Images of exploding nuclear reactors in one of the most technologically advanced nations in the world and talk about the irradiation of northern Japan represents a giant blow to America’s nuclear industry business, which had been on a roll of late. If the American nuclear industry PR machine gets its act together, Japan doesn't have to be a death blow to its business.
The Nuclear Energy Institute, which cleverly calls atomic energy “clean power,” reported last June that public support for nuclear energy was at a record high of 74 percent. That was a significant improvement from the 49 percent of those in favor of nuclear power in 1983, the initial year of NEI's polling.
Even hard-bitten environmentalists jumped on the nuke bandwagon, acknowledging it as an ally in the war against global warming. Nukes gained support from those eager to reduce America’s reliance on Arab oil and President Obama’s backing of loan guarantees to fund new reactors. That goodwill is threatened by the horror in Japan. U.S. public support for nukes will now sink like a stone in the aftermath of Japan.
Anti-nuclear activists, like Greenpeace, have seized on Japan’s stricken reactors to call for the shutdown of atomic energy plants. “Greenpeace is calling for the phase out of existing reactors, and no construction of new commercial nuclear reactors,” says Jan Beranek, head of its international nuclear campaign.
Emotional appeals are a powerful tool of anti-nuke people.
The NEI must respond to panic calls to shutter the industry with cool, calm pitches about the safety record of U.S. reactors and their climate change benefits.
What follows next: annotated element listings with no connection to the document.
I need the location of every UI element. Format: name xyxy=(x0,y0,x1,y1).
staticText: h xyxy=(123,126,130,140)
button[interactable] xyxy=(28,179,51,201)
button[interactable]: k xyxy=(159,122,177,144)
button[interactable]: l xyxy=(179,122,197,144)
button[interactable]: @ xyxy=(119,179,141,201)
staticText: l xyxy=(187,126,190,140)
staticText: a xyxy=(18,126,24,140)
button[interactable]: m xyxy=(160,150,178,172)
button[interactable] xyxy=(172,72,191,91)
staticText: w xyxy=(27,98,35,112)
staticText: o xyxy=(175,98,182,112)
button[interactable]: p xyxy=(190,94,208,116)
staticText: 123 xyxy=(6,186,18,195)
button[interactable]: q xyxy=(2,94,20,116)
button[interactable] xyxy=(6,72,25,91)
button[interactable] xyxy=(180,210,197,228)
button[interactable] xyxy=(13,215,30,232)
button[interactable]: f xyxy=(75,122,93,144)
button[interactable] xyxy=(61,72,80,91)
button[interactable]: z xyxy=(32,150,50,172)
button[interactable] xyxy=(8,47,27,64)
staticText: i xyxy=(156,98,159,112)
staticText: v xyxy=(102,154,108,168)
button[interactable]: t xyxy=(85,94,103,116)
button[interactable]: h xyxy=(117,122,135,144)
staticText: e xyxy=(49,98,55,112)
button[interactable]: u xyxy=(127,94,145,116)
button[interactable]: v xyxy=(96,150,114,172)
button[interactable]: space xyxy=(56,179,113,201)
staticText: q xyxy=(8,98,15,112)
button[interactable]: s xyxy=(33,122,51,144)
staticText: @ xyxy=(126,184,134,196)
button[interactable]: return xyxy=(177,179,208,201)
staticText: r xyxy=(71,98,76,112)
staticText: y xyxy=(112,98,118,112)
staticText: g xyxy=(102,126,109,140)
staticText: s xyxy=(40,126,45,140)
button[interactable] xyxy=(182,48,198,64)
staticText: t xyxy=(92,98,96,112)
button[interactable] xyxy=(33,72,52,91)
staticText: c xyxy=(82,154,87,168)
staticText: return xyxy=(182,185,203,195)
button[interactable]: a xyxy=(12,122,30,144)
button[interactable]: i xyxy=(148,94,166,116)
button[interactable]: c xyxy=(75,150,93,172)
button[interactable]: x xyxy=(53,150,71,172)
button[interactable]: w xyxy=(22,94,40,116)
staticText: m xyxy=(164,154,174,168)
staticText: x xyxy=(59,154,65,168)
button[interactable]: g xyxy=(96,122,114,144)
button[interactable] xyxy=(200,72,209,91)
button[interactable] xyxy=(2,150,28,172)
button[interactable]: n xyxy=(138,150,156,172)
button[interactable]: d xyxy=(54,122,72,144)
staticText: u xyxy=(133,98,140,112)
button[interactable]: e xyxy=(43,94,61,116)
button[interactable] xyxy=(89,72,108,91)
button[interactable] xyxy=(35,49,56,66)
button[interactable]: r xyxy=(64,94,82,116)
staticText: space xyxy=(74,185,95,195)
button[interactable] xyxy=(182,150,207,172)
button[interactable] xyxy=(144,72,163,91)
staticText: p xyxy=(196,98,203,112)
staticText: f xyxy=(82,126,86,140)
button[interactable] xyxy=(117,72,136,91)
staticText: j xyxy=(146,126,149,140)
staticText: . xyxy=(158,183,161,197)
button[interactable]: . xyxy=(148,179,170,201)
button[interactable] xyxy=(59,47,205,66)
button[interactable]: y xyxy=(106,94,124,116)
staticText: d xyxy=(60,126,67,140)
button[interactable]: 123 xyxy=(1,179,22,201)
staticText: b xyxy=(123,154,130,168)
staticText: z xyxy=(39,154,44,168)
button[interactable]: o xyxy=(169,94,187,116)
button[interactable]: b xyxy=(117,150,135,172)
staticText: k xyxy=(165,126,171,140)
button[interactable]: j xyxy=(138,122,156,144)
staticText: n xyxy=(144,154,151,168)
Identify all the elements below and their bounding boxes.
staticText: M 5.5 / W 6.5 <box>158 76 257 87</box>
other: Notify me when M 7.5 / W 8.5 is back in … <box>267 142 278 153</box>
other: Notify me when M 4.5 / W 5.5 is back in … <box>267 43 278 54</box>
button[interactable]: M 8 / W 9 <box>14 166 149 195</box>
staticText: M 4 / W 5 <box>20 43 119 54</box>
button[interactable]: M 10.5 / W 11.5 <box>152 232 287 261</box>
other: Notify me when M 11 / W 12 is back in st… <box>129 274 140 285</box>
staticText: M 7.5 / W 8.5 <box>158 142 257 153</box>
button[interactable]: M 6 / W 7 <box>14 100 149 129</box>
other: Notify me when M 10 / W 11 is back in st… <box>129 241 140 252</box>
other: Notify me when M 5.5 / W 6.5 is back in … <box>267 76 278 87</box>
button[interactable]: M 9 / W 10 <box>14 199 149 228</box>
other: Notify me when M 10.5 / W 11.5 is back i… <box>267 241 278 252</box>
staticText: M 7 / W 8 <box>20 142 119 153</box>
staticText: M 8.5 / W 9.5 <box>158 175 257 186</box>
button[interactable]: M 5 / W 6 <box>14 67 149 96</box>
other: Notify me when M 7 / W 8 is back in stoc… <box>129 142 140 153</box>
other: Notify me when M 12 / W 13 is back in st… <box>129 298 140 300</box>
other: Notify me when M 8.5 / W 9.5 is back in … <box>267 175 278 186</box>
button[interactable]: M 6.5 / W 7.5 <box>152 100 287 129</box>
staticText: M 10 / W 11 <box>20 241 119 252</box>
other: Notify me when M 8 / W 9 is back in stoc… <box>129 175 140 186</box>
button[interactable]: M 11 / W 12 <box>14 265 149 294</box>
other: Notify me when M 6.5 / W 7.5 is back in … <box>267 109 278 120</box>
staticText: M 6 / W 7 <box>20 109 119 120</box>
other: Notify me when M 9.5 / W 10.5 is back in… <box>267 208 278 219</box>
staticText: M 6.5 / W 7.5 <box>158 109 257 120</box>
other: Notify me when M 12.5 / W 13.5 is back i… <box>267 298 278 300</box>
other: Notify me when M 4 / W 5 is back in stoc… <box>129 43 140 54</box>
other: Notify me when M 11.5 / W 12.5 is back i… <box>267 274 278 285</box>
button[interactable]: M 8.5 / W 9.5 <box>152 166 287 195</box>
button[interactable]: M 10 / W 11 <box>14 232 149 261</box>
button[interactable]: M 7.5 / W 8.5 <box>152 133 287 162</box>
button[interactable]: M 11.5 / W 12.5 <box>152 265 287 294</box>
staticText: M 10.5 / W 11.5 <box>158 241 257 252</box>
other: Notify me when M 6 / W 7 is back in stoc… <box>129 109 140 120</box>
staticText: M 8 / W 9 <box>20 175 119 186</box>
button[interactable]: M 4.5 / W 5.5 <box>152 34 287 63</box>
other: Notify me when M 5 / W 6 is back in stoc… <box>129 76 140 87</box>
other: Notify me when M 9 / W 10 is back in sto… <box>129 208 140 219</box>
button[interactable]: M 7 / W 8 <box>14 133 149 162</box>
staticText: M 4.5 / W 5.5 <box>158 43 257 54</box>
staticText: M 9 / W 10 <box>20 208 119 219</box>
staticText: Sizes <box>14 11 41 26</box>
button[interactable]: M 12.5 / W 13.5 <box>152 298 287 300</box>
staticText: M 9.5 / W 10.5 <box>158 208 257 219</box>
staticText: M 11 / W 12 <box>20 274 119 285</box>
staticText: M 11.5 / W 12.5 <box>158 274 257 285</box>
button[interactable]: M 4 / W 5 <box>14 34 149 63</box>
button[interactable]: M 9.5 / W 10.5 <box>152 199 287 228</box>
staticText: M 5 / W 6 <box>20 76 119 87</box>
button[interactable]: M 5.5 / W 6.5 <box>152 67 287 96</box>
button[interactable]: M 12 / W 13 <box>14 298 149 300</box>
The trade association has been closely monitoring the situation in Japan. Its website provides updates about Tokyo Electric Power Co.'s struggle to prevent meltdowns. NEI also should put TEPCO's plan to build a Texas facility, a blueprint that now seems to be a very long shot, under scrutiny. The future of the nuclear power industry depends on the future of NEI's PR and TEPCO's action on the ground.